The idea of documenting environmental fluctuations at alleged haunted locations dates back to at least the 1930's, when serious paranormal investigators like Harry Price began applying the principals of scientific method to spontaneous paranormal investigations in the field. Price standardized the practice of environmental monitoring during his famous investigation of Borley Rectory, and his methodologies proved so compelling they are still used in the field today.
Harry Price and other notable paranormal researchers speculated that paranormal activity somehow affected the ambient environment, be it in the form of static electricity, humidity, temperature or background radiation. Price encouraged serious investigators to monitor the environmental conditions and establish baselines during their investigations, so that anomalous fluctuations could be observed and documented. Accumulating such data over a period of time could help identify patterns that might lead to possible explanations for paranormal activity. Unfortunately the technology of the early 20th century was not only unwieldy, it was cost prohibitive, so such information is extremely rare.
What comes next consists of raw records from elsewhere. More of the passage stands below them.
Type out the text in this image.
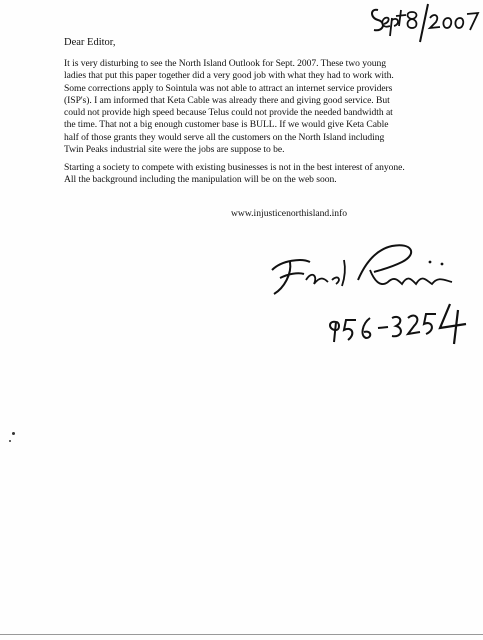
Dear Editor,

It is very disturbing to see the North Island Outlook for Sept. 2007. These two young
ladies that put this paper together did a very good job with what they had to work with.
Some corrections apply to Sointula was not able to attract an internet service providers
(ISP's). I am informed that Keta Cable was already there and giving good service. But
could not provide high speed because Telus could not provide the needed bandwidth at
the time. That not a big enough customer base is BULL. If we would give Keta Cable
half of those grants they would serve all the customers on the North Island including
Twin Peaks industrial site were the jobs are suppose to be.
Starting a society to compete with existing businesses is not in the best interest of anyone.
All the background including the manipulation will be on the web soon.

www.injusticenorthisland.info
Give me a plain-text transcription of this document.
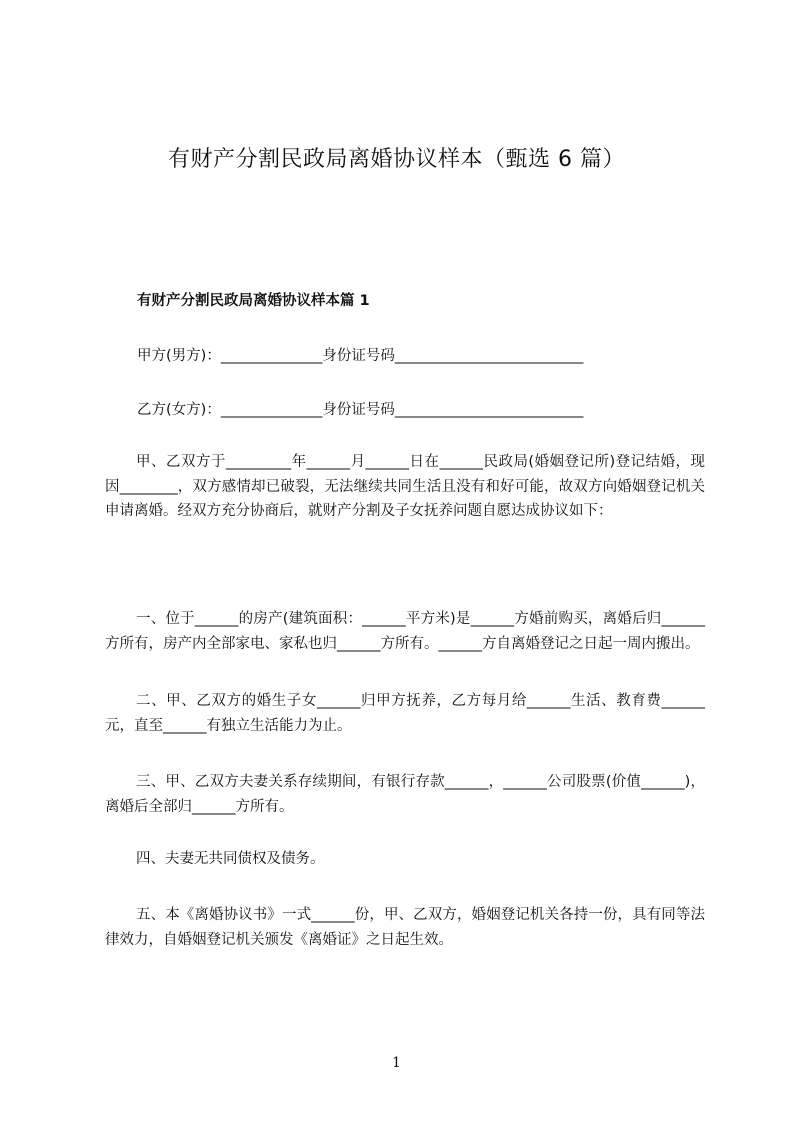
有财产分割民政局离婚协议样本（甄选 6 篇）
有财产分割民政局离婚协议样本篇 1
甲方(男方)：______________身份证号码__________________________
乙方(女方)：______________身份证号码__________________________
甲、乙双方于_________年______月______日在______民政局(婚姻登记所)登记结婚，现因________，双方感情却已破裂，无法继续共同生活且没有和好可能，故双方向婚姻登记机关申请离婚。经双方充分协商后，就财产分割及子女抚养问题自愿达成协议如下：
一、位于______的房产(建筑面积：______平方米)是______方婚前购买，离婚后归______方所有，房产内全部家电、家私也归______方所有。______方自离婚登记之日起一周内搬出。
二、甲、乙双方的婚生子女______归甲方抚养，乙方每月给______生活、教育费______元，直至______有独立生活能力为止。
三、甲、乙双方夫妻关系存续期间，有银行存款______，______公司股票(价值______)，离婚后全部归______方所有。
四、夫妻无共同债权及债务。
五、本《离婚协议书》一式______份，甲、乙双方，婚姻登记机关各持一份，具有同等法律效力，自婚姻登记机关颁发《离婚证》之日起生效。
1
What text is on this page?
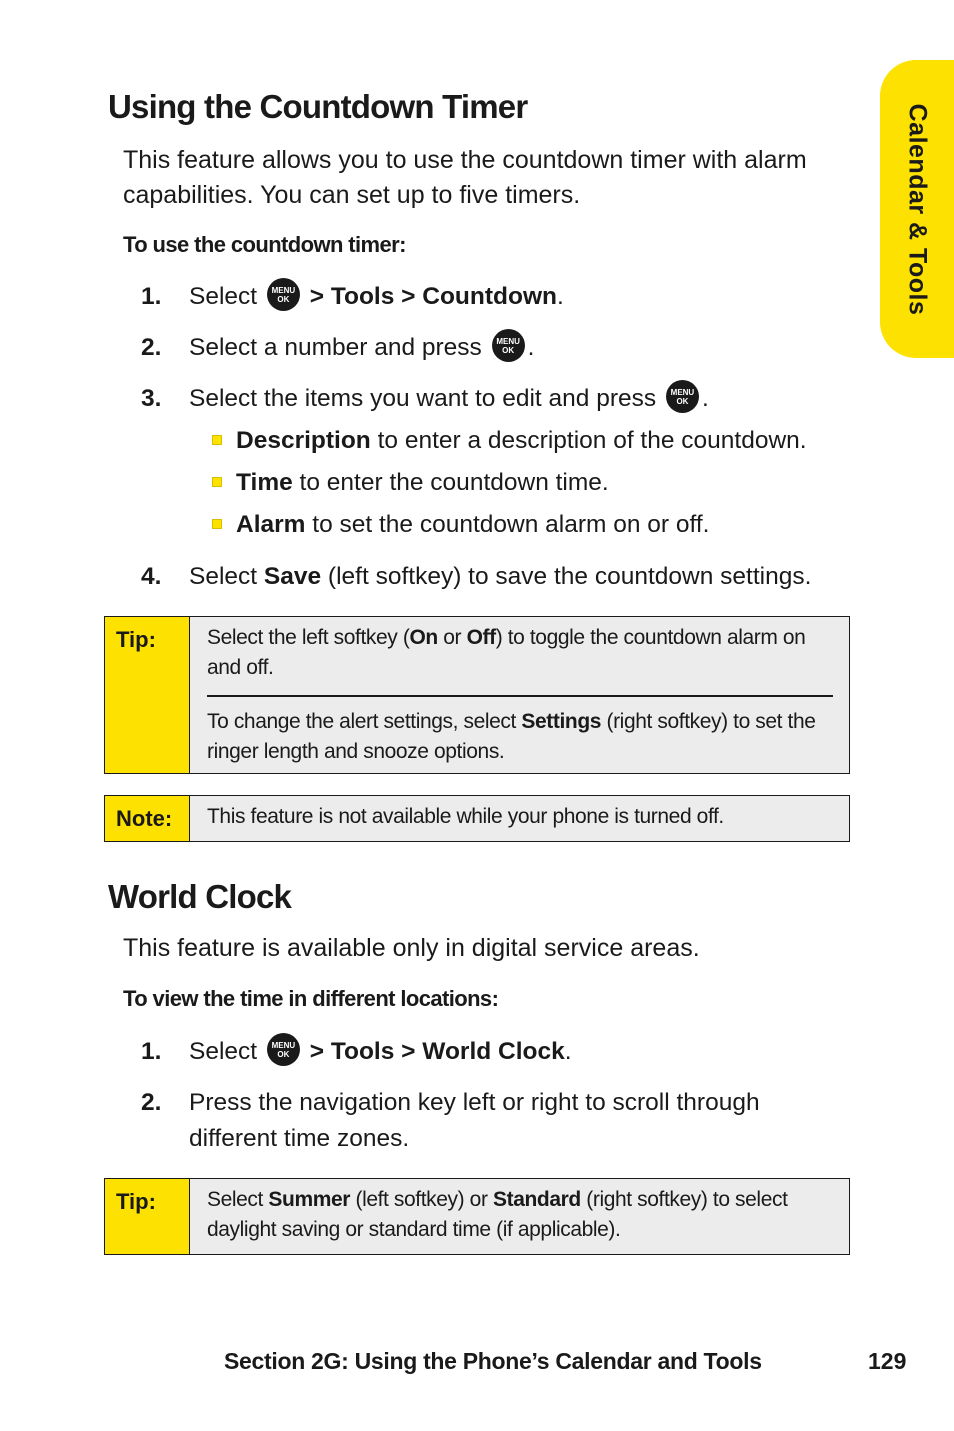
Calendar & Tools
Using the Countdown Timer

This feature allows you to use the countdown timer with alarm capabilities. You can set up to five timers.

To use the countdown timer:

1. Select MENU
OK > Tools > Countdown.
2. Select a number and press MENU
OK .
3. Select the items you want to edit and press MENU
OK .
Description to enter a description of the countdown.
Time to enter the countdown time.
Alarm to set the countdown alarm on or off.
4. Select Save (left softkey) to save the countdown settings.
Tip:	Select the left softkey (On or Off) to toggle the countdown alarm on and off.

To change the alert settings, select Settings (right softkey) to set the ringer length and snooze options.

Note:	This feature is not available while your phone is turned off.

World Clock

This feature is available only in digital service areas.

To view the time in different locations:

1. Select MENU
OK > Tools > World Clock.
2. Press the navigation key left or right to scroll through different time zones.
Tip:	Select Summer (left softkey) or Standard (right softkey) to select daylight saving or standard time (if applicable).

Section 2G: Using the Phone’s Calendar and Tools	129
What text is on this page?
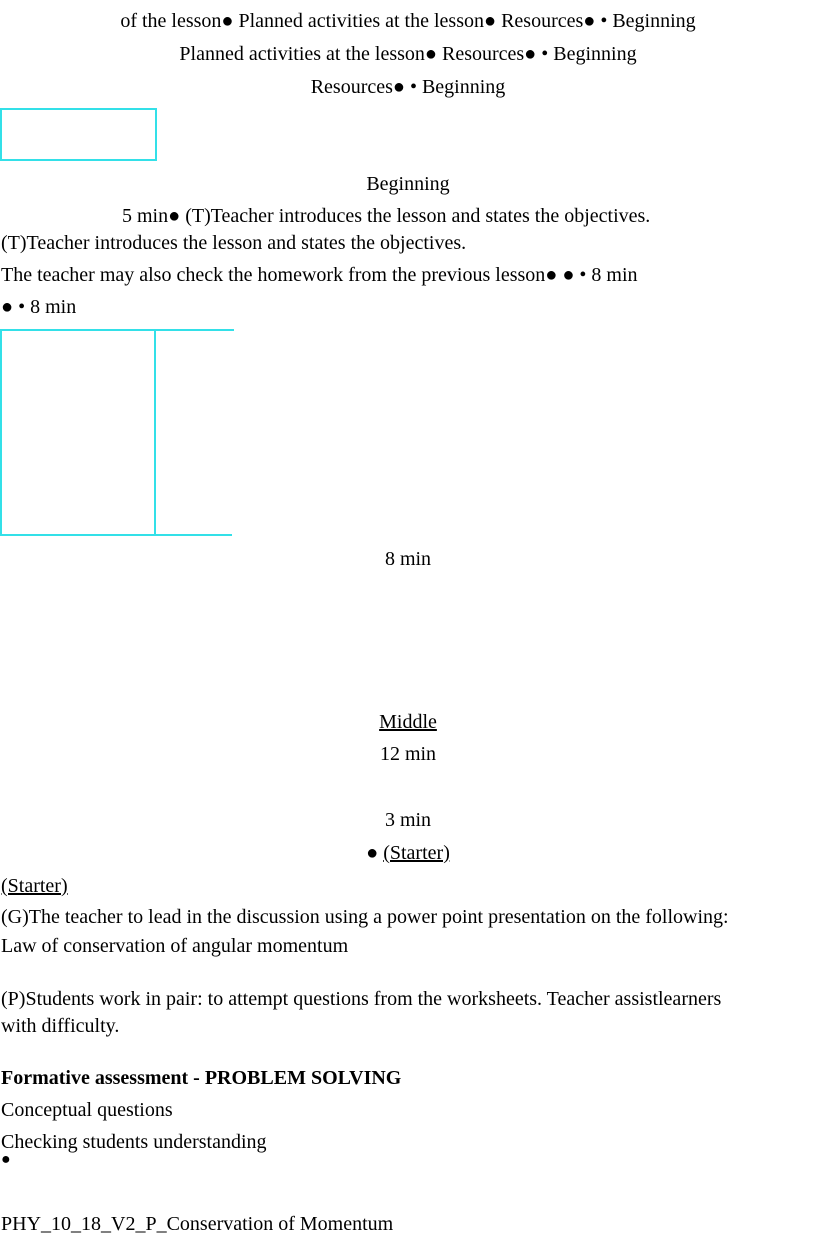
of the lesson● Planned activities at the lesson● Resources● • Beginning
Planned activities at the lesson● Resources● • Beginning
Resources● • Beginning
Beginning
5 min● (T)Teacher introduces the lesson and states the objectives.
(T)Teacher introduces the lesson and states the objectives.
The teacher may also check the homework from the previous lesson● ● • 8 min
● • 8 min
8 min
Middle
12 min
3 min
● (Starter)
(Starter)
(G)The teacher to lead in the discussion using a power point presentation on the following:
Law of conservation of angular momentum
(P)Students work in pair: to attempt questions from the worksheets. Teacher assistlearners
with difficulty.
Formative assessment - PROBLEM SOLVING
Conceptual questions
Checking students understanding
●
PHY_10_18_V2_P_Conservation of Momentum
Paranormal investigators still subscribe to the theory that paranormal activity is associated with fluctuations of ambient environmental energy, but today these fluctuations can be measured with a variety of highly accurate and relativey inexpensive environmental monitoring devices. The most widely used monitoring devices include Electromagnetic Field (EMF) detectors, thermocouple thermometers, and infrared surface thermometers.
In order to use these tools effectively, it is important for paranormal investigators to understand the limitations of their equipment, because none of these devices were invented for paranormal research. Investigators not well versed in their intended use can be misled by “false” positives. Cynical skeptics may dismiss all alleged paranormal activity documented with corresponding environmental fluctuations as “false” positives, or natural environmental fluctuations caused by the unique geophysical properties of a particular location, but the growing archive of observations by credible paranormal researchers seems to indicate otherwise.
One of the most misunderstood tools in a paranormal investigator's toolbox is the EMF detector. Researchers widely believe that paranormal activity somehow influences or manipulates the environmental EMF in an allegedly haunted location, and it is these fluctuations that our EMF detectors pick up during investigations. This is a very simplistic view of the electromagnetic spectrum, and it is troubling that most investigators embrace this "theory" without question. EMF detectors have broad calibration ranges that overlap many common ambient sources of electromagnetic energy. Most display a sum of electomagnetic energy readings, while others can be set to pick up very narrow ranges of electromagnetic energy, allowing researchers to determine whether the source is radio frequency (RF), microwave or something else. These settings vary from model to model, so in order to fully understand what our EMF detectors are picking up, it’s important to have a basic understanding of the electromagnetic spectrum. The electromagnetic spectrum encompasses the range of all possible forms of electromagnetic radiation, from long radio waves through microwaves, infrared and visible light, ultraviolet light and ionizing radiation such as X-rays and gamma rays. Unless we employ tools that can detect energy fluctuations throughout the entire spectrum, we're missing the big picture; much like the three blind men examining an elephant struggled to identify what they were experiencing.
Elecromagnetic Spectrum (illustration by NASA)
Background radiation surrounds us all the time. It rises and falls with the pulse of the solar cycles and periodic fluctuations in the geophysical environment, and it varies from household to household based on the building materials and geological composition of the construction site. Granite counter tops and floor tiles can emit minute amounts of radon gas, and radon gas can accumulate in basements or other enclosed places. Radioactive scrap metals, antique radium clock dials and a variety of other unsuspected low level radiation sources may exist in a home or business.
A Geiger counter can detect these subtle changes in background radiation only if it’s calibrated to do so. The big clunky Cold War era models available online are useless for paranormal investigation, because they are not sensitive enough to detect minute changes in background radiation levels that could be related to possible paranormal activity. We use a Radex RD1503 made by Quarta; it is a simple digital dosimeter, which uses a low-voltage SBM20-1 type Geiger-Muller tube to detect beta and gamma radiation. It reads changes as small as .01 micro sieverts (0.01 μSv) per hour, and takes readings every ten seconds.
Through observation, experimentation and research we have determined a standard background radiation level (BRL) for southern California residential settings. We have documented normal “pulses” in the BRL, and compared the baseline readings to anomalous fluctuations that might coincide with possible paranormal phenomena. We use our Geiger counter in conjunction with an EMF detector, but we have observed that “hits” on one device do not necessarily coincide with “hits” on the other device. The most compelling observations to date have been significant drops in the baseline BRL that accompany a potentially paranormal event, such as an EVP capture or a documented personal experience.